CEO recruited to join 10 years ago, 1 year after spin-off
Latka queried Baur on why he chose to come in as a CEO instead of building his own company. “The entrepreneur’s journey is a lonely one. I’ve developed an expertise in multiplying family businesses. I turned an embryonic thing into a pretty good mature business for them,” Baur thoughtfully explained. He confirmed that he enjoys a decent cash package plus equity-based incentives. The CEO further noted, “When you can come into something with some traction, it accelerates your ability to grow from there. I prefer a smaller piece of a bigger pie.”
0 to 1 vs. 1 to 10
“Some people love 0 to 1. Some prefer 1 to 10. I wonder about the 1 to 10,” mused Latka. The interviewer added, “Most CEOS comps in this situation are making $250-350K and an equity slug in the 5-20% range.” Baur responded, “I’ve done 0-1. It’s harder. The fail rate is really high. Been there, done that. My career has spanned from Microsoft to startups.” He advised, “Do what you prefer, and know it can vary throughout your career.”
PE Vector Capital joins in 2019
In a majority buyout, private equity firm Vector Capital became MoxiWorks’ capital partner in 2019. Three previous customer investors remained customers and investors of significance. Baur confirmed that this trio represents half of the six 7-figure customers served today.
Working with a PE with $4B+ AUM
“What’s it like working with private equity?” asked Latka, pointing out that Vector Capital’s $4B+ AUM would appear to open the door for acquisitions. “We’ve done 3 so far in 3 years. But Vector and I are very disciplined,” responded the CEO. “There’s a difference in approach between PE and VC. PE is more disciplined and better in market slowdowns,” Baur shared. He added that Vector Capital is the oldest tech-only private equity in the country, still run by the same founder.
Board of 7 delivers expertise and perspective
Baur shared that he prefers small boards, like their 7. “We have Vector’s expertise, plus customers who sit on the board. It’s good for me as CEO to draw on that expertise and get alternate perspectives. It’s a collaborative approach,” the CEO revealed.
Favorite Book: CEO York Baur went “way back” to select his favorite book, Well Made in America by Peter C. Reid. “I’m a big motorcycle guy, and the book covers interesting lessons about Harley-Davidson,” he explained.
CEO he’s following: “It’s controversial, but I do watch what Musk does.
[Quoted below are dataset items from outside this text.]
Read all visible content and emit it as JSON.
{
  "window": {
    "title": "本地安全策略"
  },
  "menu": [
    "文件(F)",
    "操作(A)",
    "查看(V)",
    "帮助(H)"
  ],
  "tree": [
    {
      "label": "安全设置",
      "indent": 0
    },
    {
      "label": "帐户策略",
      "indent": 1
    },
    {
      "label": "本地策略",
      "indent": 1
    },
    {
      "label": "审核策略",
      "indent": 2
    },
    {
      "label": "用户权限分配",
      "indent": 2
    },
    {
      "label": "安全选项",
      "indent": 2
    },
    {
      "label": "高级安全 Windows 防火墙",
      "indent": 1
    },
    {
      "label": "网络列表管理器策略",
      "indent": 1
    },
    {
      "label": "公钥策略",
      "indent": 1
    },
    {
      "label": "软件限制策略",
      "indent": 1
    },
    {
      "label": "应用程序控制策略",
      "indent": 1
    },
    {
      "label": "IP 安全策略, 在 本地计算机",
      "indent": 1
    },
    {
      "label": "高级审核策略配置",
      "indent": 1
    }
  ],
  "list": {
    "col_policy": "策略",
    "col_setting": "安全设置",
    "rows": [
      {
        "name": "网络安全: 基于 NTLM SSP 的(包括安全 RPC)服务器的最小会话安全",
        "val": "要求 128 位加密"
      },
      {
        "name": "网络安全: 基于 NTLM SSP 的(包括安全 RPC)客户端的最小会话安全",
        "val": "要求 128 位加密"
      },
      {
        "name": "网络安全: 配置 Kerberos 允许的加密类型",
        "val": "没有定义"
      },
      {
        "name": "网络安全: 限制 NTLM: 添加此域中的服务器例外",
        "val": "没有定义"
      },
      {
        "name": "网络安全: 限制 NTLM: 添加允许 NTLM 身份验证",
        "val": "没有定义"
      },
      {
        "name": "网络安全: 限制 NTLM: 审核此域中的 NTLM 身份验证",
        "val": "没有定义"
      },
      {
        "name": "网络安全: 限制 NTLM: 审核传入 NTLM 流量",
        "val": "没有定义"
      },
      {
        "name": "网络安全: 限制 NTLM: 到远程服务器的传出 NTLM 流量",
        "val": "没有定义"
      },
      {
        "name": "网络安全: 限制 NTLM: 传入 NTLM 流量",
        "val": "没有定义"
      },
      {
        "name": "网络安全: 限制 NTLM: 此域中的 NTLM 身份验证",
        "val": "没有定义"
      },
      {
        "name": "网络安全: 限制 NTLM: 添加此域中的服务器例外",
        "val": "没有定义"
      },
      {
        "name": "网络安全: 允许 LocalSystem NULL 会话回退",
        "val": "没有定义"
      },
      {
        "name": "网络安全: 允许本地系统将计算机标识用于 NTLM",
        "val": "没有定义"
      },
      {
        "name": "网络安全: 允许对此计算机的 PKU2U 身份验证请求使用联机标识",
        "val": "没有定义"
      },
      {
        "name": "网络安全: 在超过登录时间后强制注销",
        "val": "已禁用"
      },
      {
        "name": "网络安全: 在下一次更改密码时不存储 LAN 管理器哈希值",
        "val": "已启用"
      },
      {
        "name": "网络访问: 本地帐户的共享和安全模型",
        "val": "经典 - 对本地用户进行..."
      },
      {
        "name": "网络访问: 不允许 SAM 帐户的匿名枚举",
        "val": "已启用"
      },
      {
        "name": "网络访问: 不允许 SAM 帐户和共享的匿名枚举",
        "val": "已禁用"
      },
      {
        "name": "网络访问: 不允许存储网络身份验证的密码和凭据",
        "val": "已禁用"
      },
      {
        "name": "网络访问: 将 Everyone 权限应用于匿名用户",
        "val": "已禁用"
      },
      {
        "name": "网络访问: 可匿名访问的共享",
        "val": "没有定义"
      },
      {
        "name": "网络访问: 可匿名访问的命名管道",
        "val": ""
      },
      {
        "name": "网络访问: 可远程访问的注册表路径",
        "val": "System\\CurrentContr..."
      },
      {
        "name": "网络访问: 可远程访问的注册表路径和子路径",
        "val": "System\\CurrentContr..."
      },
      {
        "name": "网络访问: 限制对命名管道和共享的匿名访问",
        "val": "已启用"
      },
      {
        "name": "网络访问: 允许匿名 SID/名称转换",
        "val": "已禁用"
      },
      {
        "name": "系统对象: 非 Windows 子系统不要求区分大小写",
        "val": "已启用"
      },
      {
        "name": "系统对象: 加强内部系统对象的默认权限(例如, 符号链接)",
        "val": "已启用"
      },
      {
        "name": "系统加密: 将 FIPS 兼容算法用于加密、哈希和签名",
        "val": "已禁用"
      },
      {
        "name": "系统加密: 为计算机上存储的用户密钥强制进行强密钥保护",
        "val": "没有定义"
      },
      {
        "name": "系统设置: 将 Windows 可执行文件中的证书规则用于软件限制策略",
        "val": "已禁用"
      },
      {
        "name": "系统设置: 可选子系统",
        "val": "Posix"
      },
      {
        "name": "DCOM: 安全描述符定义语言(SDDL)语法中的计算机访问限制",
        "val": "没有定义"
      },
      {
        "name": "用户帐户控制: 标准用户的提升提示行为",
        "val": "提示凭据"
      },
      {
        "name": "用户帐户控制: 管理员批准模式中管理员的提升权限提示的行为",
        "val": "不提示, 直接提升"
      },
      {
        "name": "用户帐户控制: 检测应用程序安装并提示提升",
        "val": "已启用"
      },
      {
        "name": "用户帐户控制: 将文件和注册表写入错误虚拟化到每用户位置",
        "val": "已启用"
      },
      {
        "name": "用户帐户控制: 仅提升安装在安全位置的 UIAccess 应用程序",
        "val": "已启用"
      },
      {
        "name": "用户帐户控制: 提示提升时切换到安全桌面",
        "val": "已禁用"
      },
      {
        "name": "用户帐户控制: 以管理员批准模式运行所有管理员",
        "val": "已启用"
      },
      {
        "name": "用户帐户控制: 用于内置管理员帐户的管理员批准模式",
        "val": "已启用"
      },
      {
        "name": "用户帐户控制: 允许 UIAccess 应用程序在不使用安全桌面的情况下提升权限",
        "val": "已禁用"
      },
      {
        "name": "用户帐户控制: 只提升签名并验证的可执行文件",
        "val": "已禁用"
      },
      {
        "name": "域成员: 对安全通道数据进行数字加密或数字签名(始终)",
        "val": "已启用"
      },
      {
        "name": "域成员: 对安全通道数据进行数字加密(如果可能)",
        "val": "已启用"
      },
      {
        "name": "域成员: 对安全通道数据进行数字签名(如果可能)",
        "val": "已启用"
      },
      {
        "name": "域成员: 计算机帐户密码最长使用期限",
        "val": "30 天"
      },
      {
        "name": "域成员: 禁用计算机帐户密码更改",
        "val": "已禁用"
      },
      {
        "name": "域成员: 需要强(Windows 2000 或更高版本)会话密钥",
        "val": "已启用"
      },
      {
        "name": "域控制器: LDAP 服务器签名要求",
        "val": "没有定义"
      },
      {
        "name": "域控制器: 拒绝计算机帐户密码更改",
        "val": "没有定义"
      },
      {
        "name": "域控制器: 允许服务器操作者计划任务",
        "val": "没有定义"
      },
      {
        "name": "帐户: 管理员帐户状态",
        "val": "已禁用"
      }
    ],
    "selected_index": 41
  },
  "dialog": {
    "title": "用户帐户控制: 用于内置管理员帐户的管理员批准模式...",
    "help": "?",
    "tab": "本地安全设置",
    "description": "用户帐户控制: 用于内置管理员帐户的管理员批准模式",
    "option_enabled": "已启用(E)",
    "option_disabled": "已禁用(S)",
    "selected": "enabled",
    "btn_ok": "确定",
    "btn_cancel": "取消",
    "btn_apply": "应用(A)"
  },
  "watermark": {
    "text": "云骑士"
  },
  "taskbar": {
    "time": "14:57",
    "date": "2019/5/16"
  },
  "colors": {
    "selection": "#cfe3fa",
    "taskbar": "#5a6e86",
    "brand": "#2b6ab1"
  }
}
I don’t agree with all, but (Musk) challenges us to think outside the box. It’s a trite phrase, but he actually does it, and I find it helpful to spur thought,” the CEO thoughtfully shared.
Favorite online tool: “I’m not sure there’s just one. I will say that having immediate access to PE and VC information is helpful. I find it important to have a multitude of perspectives,” York shared.
Balance: York quipped, “I’m old, so I get 6 or 7 hours of sleep per night.” The 58-year-old added that he’s been married for over 3 decades with two kids. “One is a data scientist at 31. And my daughter was working at MoxiWorks but is now trying to be an entrepreneur with her Olympian influencer husband.”
What does he wish he had known at 20? “It’s the same thing you hear a lot. Go ahead and take the entrepreneurial route. Start early with entrepreneurship. It doesn’t get any easier when you have a family.”